La part du Lion de Macédoine (le lecteur est prié de sourire au calembour) fut offerte au génial Richard Burton. Ne cherchez aucune demi-mesure dans mon propos. Même en blond peroxydé, je reste un fan absolu de cet acteur fantastique. Son charisme écrase toute concurrence, au point que les Compagnons, pourtant essentiels dans la geste alexandrine, ce que Stone a bien mieux mis en avant en 2004, n’existent pas. Car tout est Alexandre. C’est à la fois la force et la faiblesse de cette superproduction. Plus que d’Alexandre le Grand, le propos est celui d’une réflexion sur le pouvoir, sur la solitude, le despotisme, la perte des illusions, le tout teinté de réflexions visiblement très personnelles de Rossen sur son époque.

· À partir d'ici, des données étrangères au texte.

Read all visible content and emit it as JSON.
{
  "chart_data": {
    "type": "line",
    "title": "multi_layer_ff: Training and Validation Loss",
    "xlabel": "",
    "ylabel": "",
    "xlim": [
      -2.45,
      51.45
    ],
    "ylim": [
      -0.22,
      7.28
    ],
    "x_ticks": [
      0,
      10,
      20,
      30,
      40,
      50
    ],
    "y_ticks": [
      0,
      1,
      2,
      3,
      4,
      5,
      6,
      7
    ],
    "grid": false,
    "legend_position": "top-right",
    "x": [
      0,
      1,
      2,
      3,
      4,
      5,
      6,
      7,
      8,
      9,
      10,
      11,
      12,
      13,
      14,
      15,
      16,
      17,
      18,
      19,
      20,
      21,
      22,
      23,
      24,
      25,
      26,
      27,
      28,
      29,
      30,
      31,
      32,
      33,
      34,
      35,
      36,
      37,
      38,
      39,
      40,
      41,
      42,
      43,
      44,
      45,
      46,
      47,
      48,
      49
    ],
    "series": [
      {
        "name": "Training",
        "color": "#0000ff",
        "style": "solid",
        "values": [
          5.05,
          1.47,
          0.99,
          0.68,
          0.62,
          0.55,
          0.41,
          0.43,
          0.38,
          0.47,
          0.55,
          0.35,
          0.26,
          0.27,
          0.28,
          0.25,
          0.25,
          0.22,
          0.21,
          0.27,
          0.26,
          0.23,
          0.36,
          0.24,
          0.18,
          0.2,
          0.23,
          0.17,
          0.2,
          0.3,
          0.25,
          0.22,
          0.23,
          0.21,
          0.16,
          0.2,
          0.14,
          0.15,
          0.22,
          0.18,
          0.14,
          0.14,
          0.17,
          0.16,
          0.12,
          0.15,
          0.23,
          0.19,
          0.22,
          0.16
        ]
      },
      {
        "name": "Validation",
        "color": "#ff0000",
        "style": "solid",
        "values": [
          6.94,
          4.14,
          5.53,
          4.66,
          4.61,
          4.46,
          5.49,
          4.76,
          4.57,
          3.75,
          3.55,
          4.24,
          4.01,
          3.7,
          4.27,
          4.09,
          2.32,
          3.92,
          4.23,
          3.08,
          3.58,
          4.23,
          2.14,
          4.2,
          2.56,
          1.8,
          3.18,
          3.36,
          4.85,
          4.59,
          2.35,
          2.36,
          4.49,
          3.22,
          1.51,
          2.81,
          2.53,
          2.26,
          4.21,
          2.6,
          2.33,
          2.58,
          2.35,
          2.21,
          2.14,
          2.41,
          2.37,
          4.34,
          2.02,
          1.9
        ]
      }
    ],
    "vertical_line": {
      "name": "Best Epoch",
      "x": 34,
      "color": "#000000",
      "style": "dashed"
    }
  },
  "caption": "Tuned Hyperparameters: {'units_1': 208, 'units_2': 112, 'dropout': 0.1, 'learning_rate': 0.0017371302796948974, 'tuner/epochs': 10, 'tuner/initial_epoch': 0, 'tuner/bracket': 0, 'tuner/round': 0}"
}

Clairement, quant au contexte, Démosthène parle plus de la chasse aux sorcières, du despotisme du sénateur McCarthy que d’Alexandre. La Guerre Froide est là, dans cette confrontation d’empire et il est assez étonnant de constater que les Perses et ce touchant Darius, finalement, s’en sortent plutôt bien face à cet Alexandre dévorant d’ambition et au final aussi détestable que son père. On aurait pu s’attendre à moins de subtilité avec des méchants biens méchants or, justement, Rossen brosse un portrait assez ambigüe et, partant, assez intéressant. Staline est mort, on est en pleine Coexistence Pacifique, c’est assez clair en filigrane pour peu qu’on sache le chercher. C’est aussi ici que le film trouve ses limites. Théâtral quant aux discours, d’un découpage parfois trop rapide – la première partie est beaucoup plus réussie dans son approche père fils que la conquête météorique -, manquant de souffle et d’une réelle émotion finale, seul, finalement, Burton emporte totalement l’adhésion.
Ce n’est pas grandiose mais la marche pour Alexandre semble décidement trop haute pour le cinéma. Un film qui n’en reste pas moins intéressant et dont la note ici me désespère. Qu’Alexandre reste dans les étoiles, torves et complexes, avec Bowie.